SCHOTT AG Automates Quality Inspection with OnRobot

This is an OnRobot company case study

 

“In the last three years, the volume of samples here in the laboratory has increased by about 30 percent,” reports Dr. Engel from SCHOTT, a leading international technology group in the areas of specialty glass and glass-ceramics. This posed several challenges for the manager and his team: SCHOTT needed more capacity to test so many samples in the time available. However, additional measuring equipment and personnel would only have limited space in the limited laboratory space. In addition, it took the employees a lot of time to load the measuring device. A measurement takes between three and 15 minutes, after which the employees have to interrupt other activities in order to insert a new sample. This is where the idea of automating the measuring process first came up.

We put a lot of time and effort into selecting a suitable automation solution,” recalls Dr. Engel. “The solution had to be space-saving and be able to work right next to the laboratory technicians. A conventional industrial robot was out of the question: it would have needed an additional protective enclosure, and there is no room for that”. There was also another difficulty: the measuring device, a so-called transmission spectrometer, which records the optical properties of the glass, is extremely sensitive. Inserting the samples in such a way that the expensive device is not damaged requires great sensitivity. “After looking at solutions from various manufacturers, we finally found what we were looking for in OnRobot,” reports Dr. Engel.
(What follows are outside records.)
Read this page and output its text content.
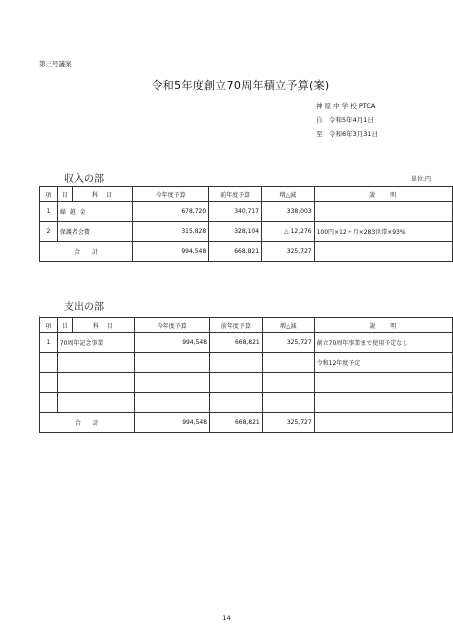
第三号議案
令和5年度創立70周年積立予算(案)
神 原 中 学 校 PTCA
自　令和5年4月1日
至　令和6年3月31日
収入の部	単位:円
項	目	科　目	今年度予算	前年度予算	増△減	説　　明
1	繰 越 金		678,720	340,717	338,003	
2	保護者会費		315,828	328,104	△ 12,276	100円×12ヶ月×283世帯×93%
合　　計			994,548	668,821	325,727	
、
支出の部
項	目	科　目	今年度予算	前年度予算	増△減	説　　明
1	70周年記念事業		994,548	668,821	325,727	創立70周年事業まで使用予定なし
						令和12年度予定

合　　計			994,548	668,821	325,727	
14
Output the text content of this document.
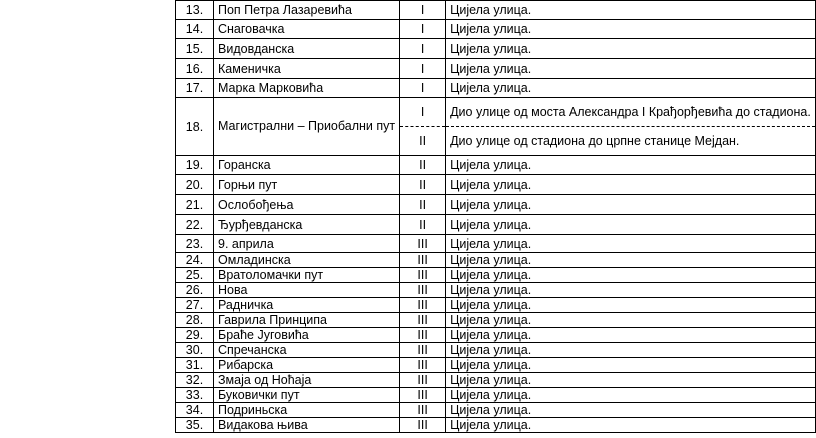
13.	Поп Петра Лазаревића	I	Цијела улица.
14.	Снаговачка	I	Цијела улица.
15.	Видовданска	I	Цијела улица.
16.	Каменичка	I	Цијела улица.
17.	Марка Марковића	I	Цијела улица.
18.	Магистрални – Приобални пут	I	Дио улице од моста Александра I Крађорђевића до стадиона.
		II	Дио улице од стадиона до црпне станице Мејдан.
19.	Горанска	II	Цијела улица.
20.	Горњи пут	II	Цијела улица.
21.	Ослобођења	II	Цијела улица.
22.	Ђурђевданска	II	Цијела улица.
23.	9. априла	III	Цијела улица.
24.	Омладинска	III	Цијела улица.
25.	Вратоломачки пут	III	Цијела улица.
26.	Нова	III	Цијела улица.
27.	Радничка	III	Цијела улица.
28.	Гаврила Принципа	III	Цијела улица.
29.	Браће Југовића	III	Цијела улица.
30.	Спречанска	III	Цијела улица.
31.	Рибарска	III	Цијела улица.
32.	Змаја од Ноћаја	III	Цијела улица.
33.	Буковички пут	III	Цијела улица.
34.	Подриньска	III	Цијела улица.
35.	Видакова њива	III	Цијела улица.
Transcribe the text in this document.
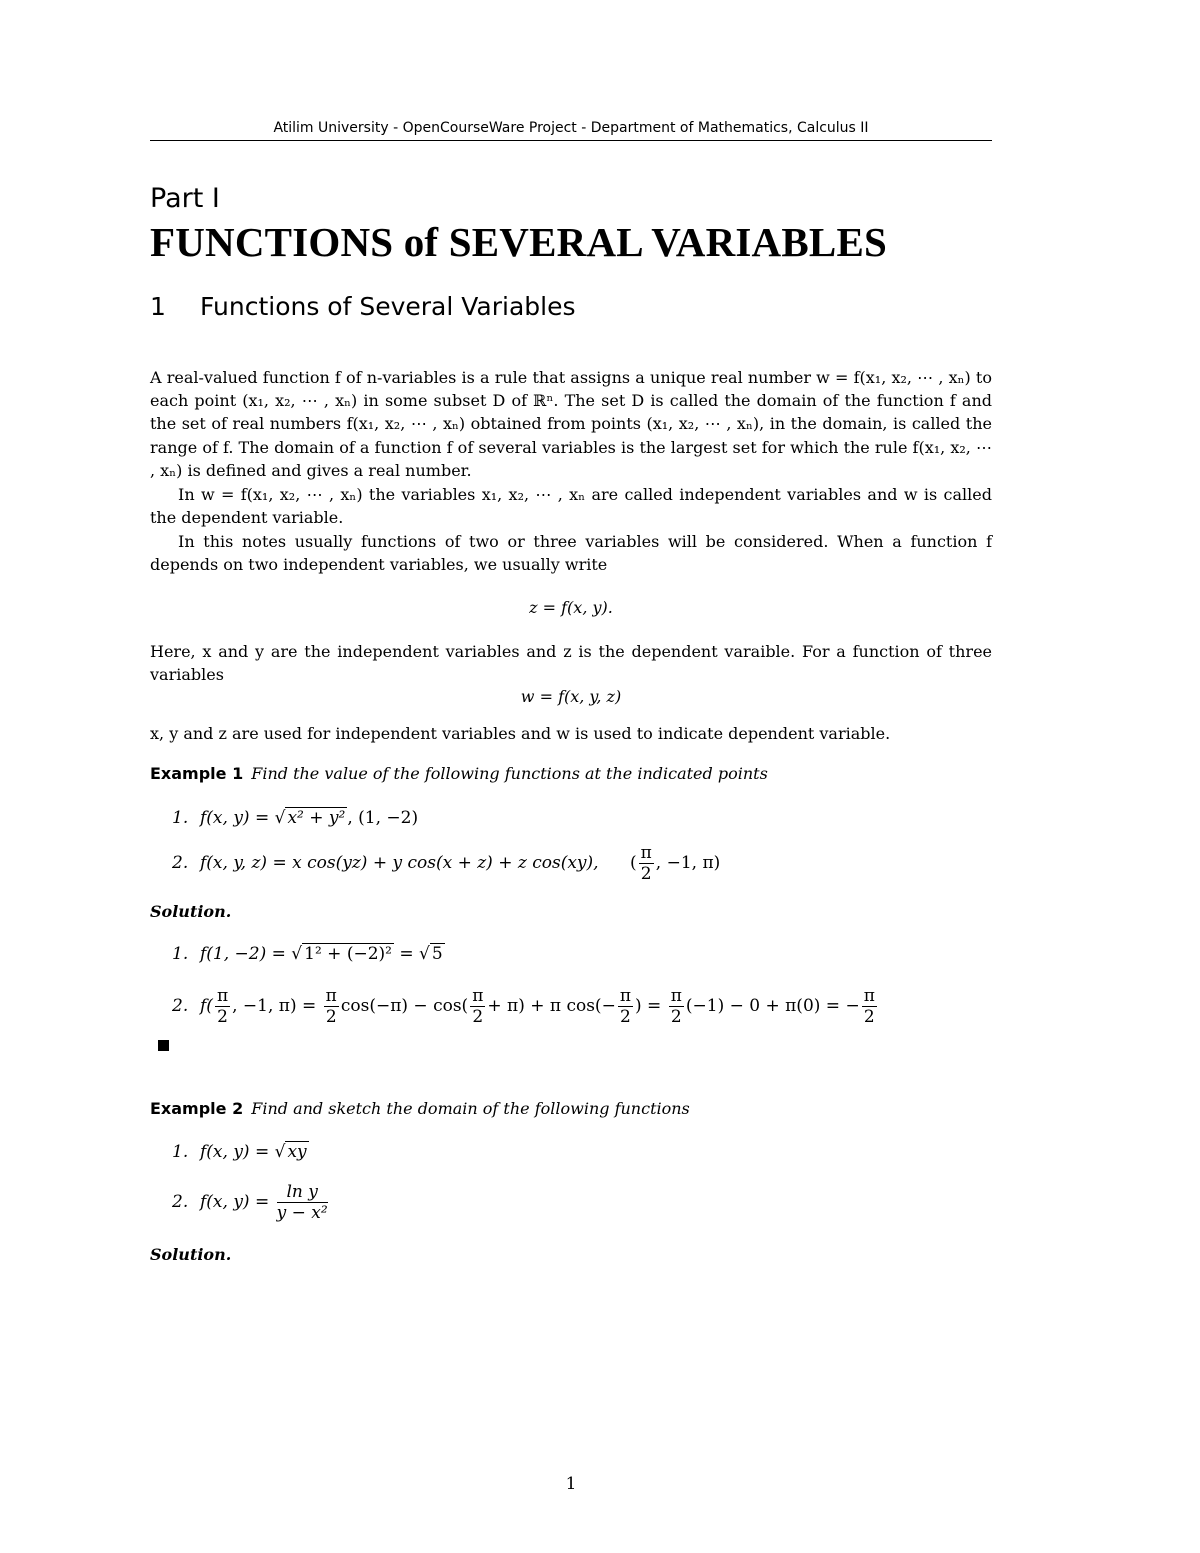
Atilim University - OpenCourseWare Project - Department of Mathematics, Calculus II
Part I
FUNCTIONS of SEVERAL VARIABLES
1 Functions of Several Variables
A real-valued function f of n-variables is a rule that assigns a unique real number w = f(x₁, x₂, ⋯ , xₙ) to each point (x₁, x₂, ⋯ , xₙ) in some subset D of ℝⁿ. The set D is called the domain of the function f and the set of real numbers f(x₁, x₂, ⋯ , xₙ) obtained from points (x₁, x₂, ⋯ , xₙ), in the domain, is called the range of f. The domain of a function f of several variables is the largest set for which the rule f(x₁, x₂, ⋯ , xₙ) is defined and gives a real number.
In w = f(x₁, x₂, ⋯ , xₙ) the variables x₁, x₂, ⋯ , xₙ are called independent variables and w is called the dependent variable.
In this notes usually functions of two or three variables will be considered. When a function f depends on two independent variables, we usually write
z = f(x, y).
Here, x and y are the independent variables and z is the dependent varaible. For a function of three variables
w = f(x, y, z)
x, y and z are used for independent variables and w is used to indicate dependent variable.
Example 1 Find the value of the following functions at the indicated points
1. f(x, y) = √ x² + y² , (1, −2)
2. f(x, y, z) = x cos(yz) + y cos(x + z) + z cos(xy), ( $\frac{\pi}{2}$ , −1, π)
Solution.
1. f(1, −2) = √ 1² + (−2)² = √ 5
2. $f( \frac{\pi}{2}$ , −1, $\pi) = \frac{\pi}{2} \cos(-\pi) - \cos( \frac{\pi}{2} + \pi) + \pi$ $\cos(- \frac{\pi}{2}$ ) = $\frac{\pi}{2} (-1) - 0 + \pi(0)$ = − $\frac{\pi}{2}$
Example 2 Find and sketch the domain of the following functions
1. f(x, y) = √ xy
2. f(x, $y) = \frac{\text{ln y}}{\text{y − x²}}$
Solution.
1
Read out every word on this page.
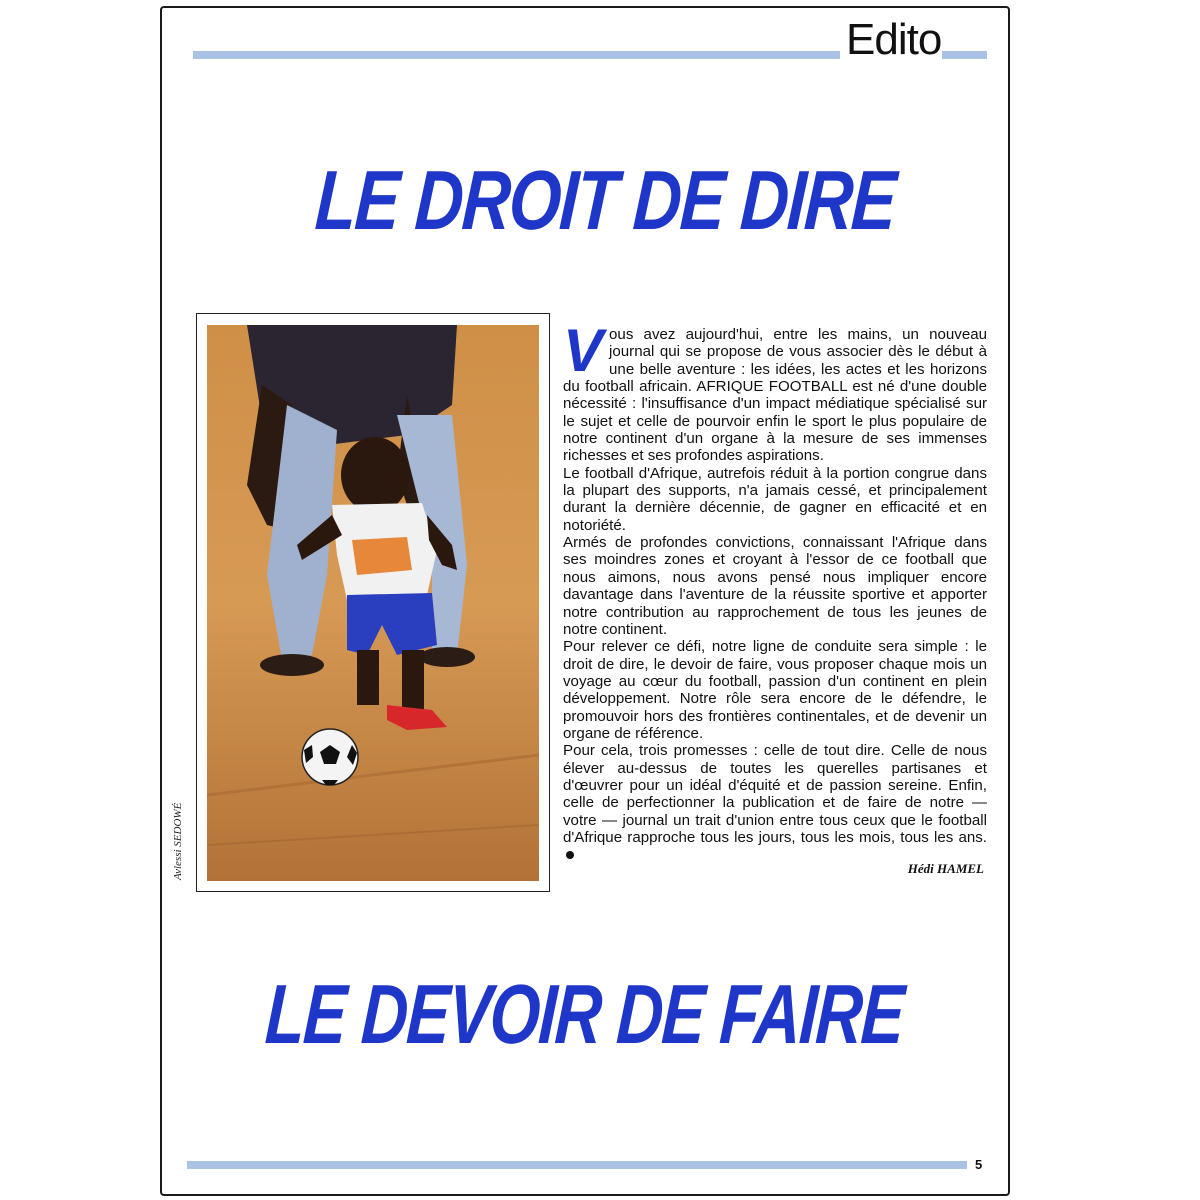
Edito
LE DROIT DE DIRE
Avlessi SEDOWÉ

Vous avez aujourd'hui, entre les mains, un nouveau journal qui se propose de vous associer dès le début à une belle aventure : les idées, les actes et les horizons du football africain. AFRIQUE FOOTBALL est né d'une double nécessité : l'insuffisance d'un impact médiatique spécialisé sur le sujet et celle de pourvoir enfin le sport le plus populaire de notre continent d'un organe à la mesure de ses immenses richesses et ses profondes aspirations.

Le football d'Afrique, autrefois réduit à la portion congrue dans la plupart des supports, n'a jamais cessé, et principalement durant la dernière décennie, de gagner en efficacité et en notoriété.

Armés de profondes convictions, connaissant l'Afrique dans ses moindres zones et croyant à l'essor de ce football que nous aimons, nous avons pensé nous impliquer encore davantage dans l'aventure de la réussite sportive et apporter notre contribution au rapprochement de tous les jeunes de notre continent.

Pour relever ce défi, notre ligne de conduite sera simple : le droit de dire, le devoir de faire, vous proposer chaque mois un voyage au cœur du football, passion d'un continent en plein développement. Notre rôle sera encore de le défendre, le promouvoir hors des frontières continentales, et de devenir un organe de référence.

Pour cela, trois promesses : celle de tout dire. Celle de nous élever au-dessus de toutes les querelles partisanes et d'œuvrer pour un idéal d'équité et de passion sereine. Enfin, celle de perfectionner la publication et de faire de notre — votre — journal un trait d'union entre tous ceux que le football d'Afrique rapproche tous les jours, tous les mois, tous les ans.

Hédi HAMEL
LE DEVOIR DE FAIRE
5
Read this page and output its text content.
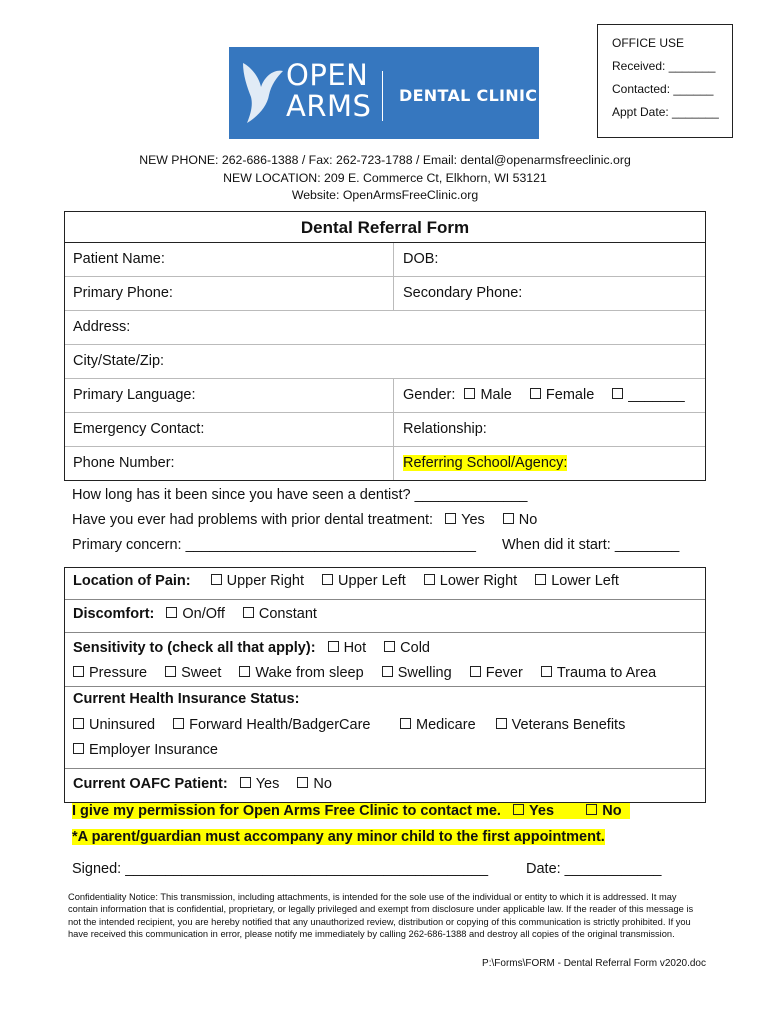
OFFICE USE
Received: _______
Contacted: ______
Appt Date: _______
OPEN
ARMS DENTAL CLINIC
NEW PHONE: 262-686-1388 / Fax: 262-723-1788 / Email: dental@openarmsfreeclinic.org
NEW LOCATION: 209 E. Commerce Ct, Elkhorn, WI 53121
Website: OpenArmsFreeClinic.org
Dental Referral Form
Patient Name:	DOB:
Primary Phone:	Secondary Phone:
Address:
City/State/Zip:
Primary Language:	Gender: Male Female _______
Emergency Contact:	Relationship:
Phone Number:	Referring School/Agency:
How long has it been since you have seen a dentist? ______________
Have you ever had problems with prior dental treatment: Yes No
Primary concern: ____________________________________ When did it start: ________
Location of Pain: Upper Right Upper Left Lower Right Lower Left
Discomfort: On/Off Constant
Sensitivity to (check all that apply): Hot Cold
Pressure Sweet Wake from sleep Swelling Fever Trauma to Area
Current Health Insurance Status:
Uninsured Forward Health/BadgerCare	Medicare Veterans Benefits
Employer Insurance
Current OAFC Patient: Yes No
I give my permission for Open Arms Free Clinic to contact me. Yes	No
*A parent/guardian must accompany any minor child to the first appointment.
Signed: _____________________________________________	Date: ____________
Confidentiality Notice: This transmission, including attachments, is intended for the sole use of the individual or entity to which it is addressed. It may contain information that is confidential, proprietary, or legally privileged and exempt from disclosure under applicable law. If the reader of this message is not the intended recipient, you are hereby notified that any unauthorized review, distribution or copying of this communication is strictly prohibited. If you have received this communication in error, please notify me immediately by calling 262-686-1388 and destroy all copies of the original transmission.
P:\Forms\FORM - Dental Referral Form v2020.doc
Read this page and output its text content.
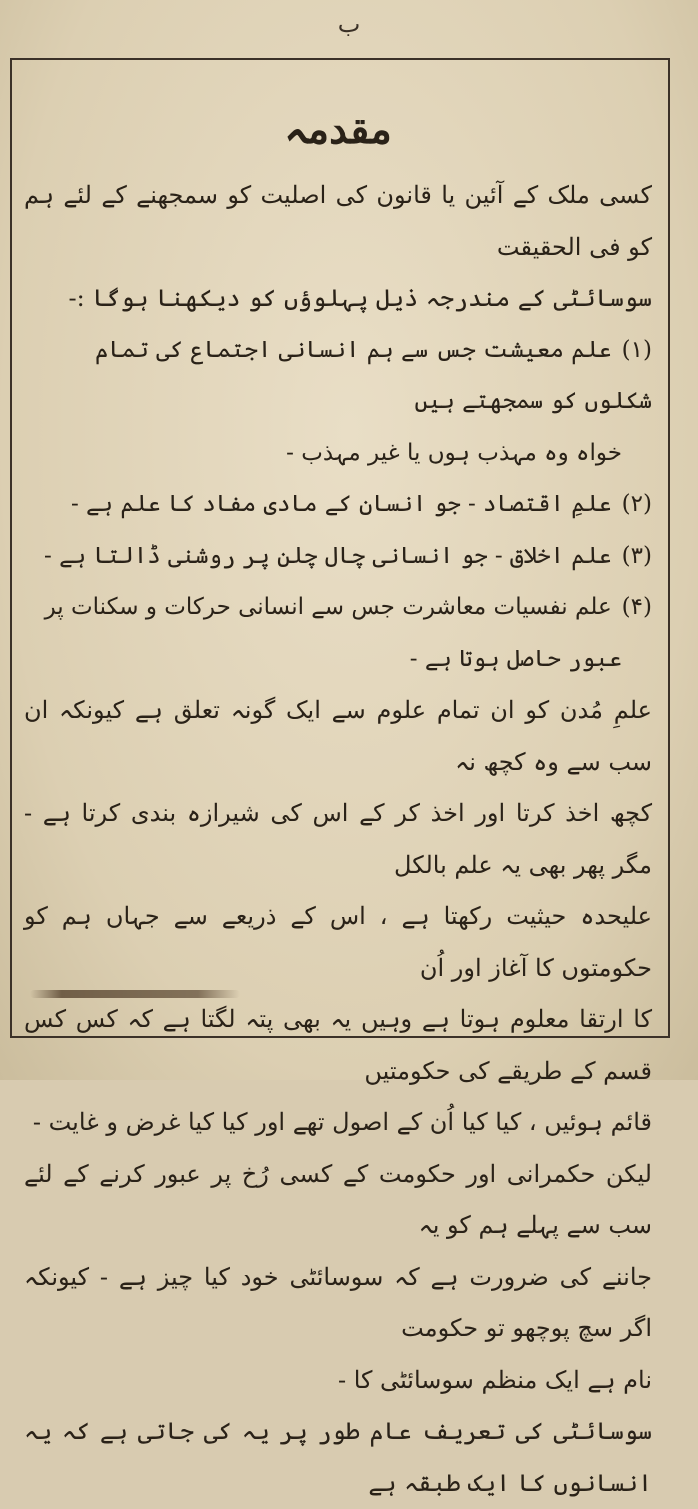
ب
مقدمہ

کسی ملک کے آئین یا قانون کی اصلیت کو سمجھنے کے لئے ہم کو فی الحقیقت

سوسائٹی کے مندرجہ ذیل پہلوؤں کو دیکھنا ہوگا :-

(۱)علم معیشت جس سے ہم انسانی اجتماع کی تمام شکلوں کو سمجھتے ہیں

خواہ وہ مہذب ہوں یا غیر مہذب -

(۲)علمِ اقتصاد - جو انسان کے مادی مفاد کا علم ہے -

(۳)علم اخلاق - جو انسانی چال چلن پر روشنی ڈالتا ہے -

(۴)علم نفسیات معاشرت جس سے انسانی حرکات و سکنات پر

عبور حاصل ہوتا ہے -

علمِ مُدن کو ان تمام علوم سے ایک گونہ تعلق ہے کیونکہ ان سب سے وہ کچھ نہ

کچھ اخذ کرتا اور اخذ کر کے اس کی شیرازہ بندی کرتا ہے - مگر پھر بھی یہ علم بالکل

علیحدہ حیثیت رکھتا ہے ، اس کے ذریعے سے جہاں ہم کو حکومتوں کا آغاز اور اُن

کا ارتقا معلوم ہوتا ہے وہیں یہ بھی پتہ لگتا ہے کہ کس کس قسم کے طریقے کی حکومتیں

قائم ہوئیں ، کیا کیا اُن کے اصول تھے اور کیا کیا غرض و غایت -

لیکن حکمرانی اور حکومت کے کسی رُخ پر عبور کرنے کے لئے سب سے پہلے ہم کو یہ

جاننے کی ضرورت ہے کہ سوسائٹی خود کیا چیز ہے - کیونکہ اگر سچ پوچھو تو حکومت

نام ہے ایک منظم سوسائٹی کا -

سوسائٹی کی تعریف عام طور پر یہ کی جاتی ہے کہ یہ انسانوں کا ایک طبقہ ہے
SCHOTT decided on an application in which an RG2-FT gripper from OnRobot is mounted on a collaborating robot arm. The special thing about the electric two-finger gripper is that both force/torque sensors and optical sensors are located in its fingertips. These enable him to “think along”: The sensors feed their process data back to the robot arm, which adjusts its course accordingly. This enables the gripper to precisely meter the force applied to the arm. This gives the application as a whole the necessary sensitivity to load the spectrometer with millimetre precision. Also the fingertips were customised. They consist of aluminium and are coated with foam rubber to grab the individual glass samples perfectly.

Now the application not only runs through the nights, but also during the weekend. As a result, the application has handled most of the samples before the laboratory employees come into work. Therefore, the laboratory technicians directly benefit from the application. They do not need to insert the glass samples into the spectrometer manually – they can focus on elaborate test reports. Dr. Engel is satisfied with the pilot project: “With the application we can work much more efficiently and relieve our employees,” he sums up. Thanks to the rapid integration and smooth processes, the application also promises a rapid ROI: “We expect the purchase to pay for itself within five to six months”.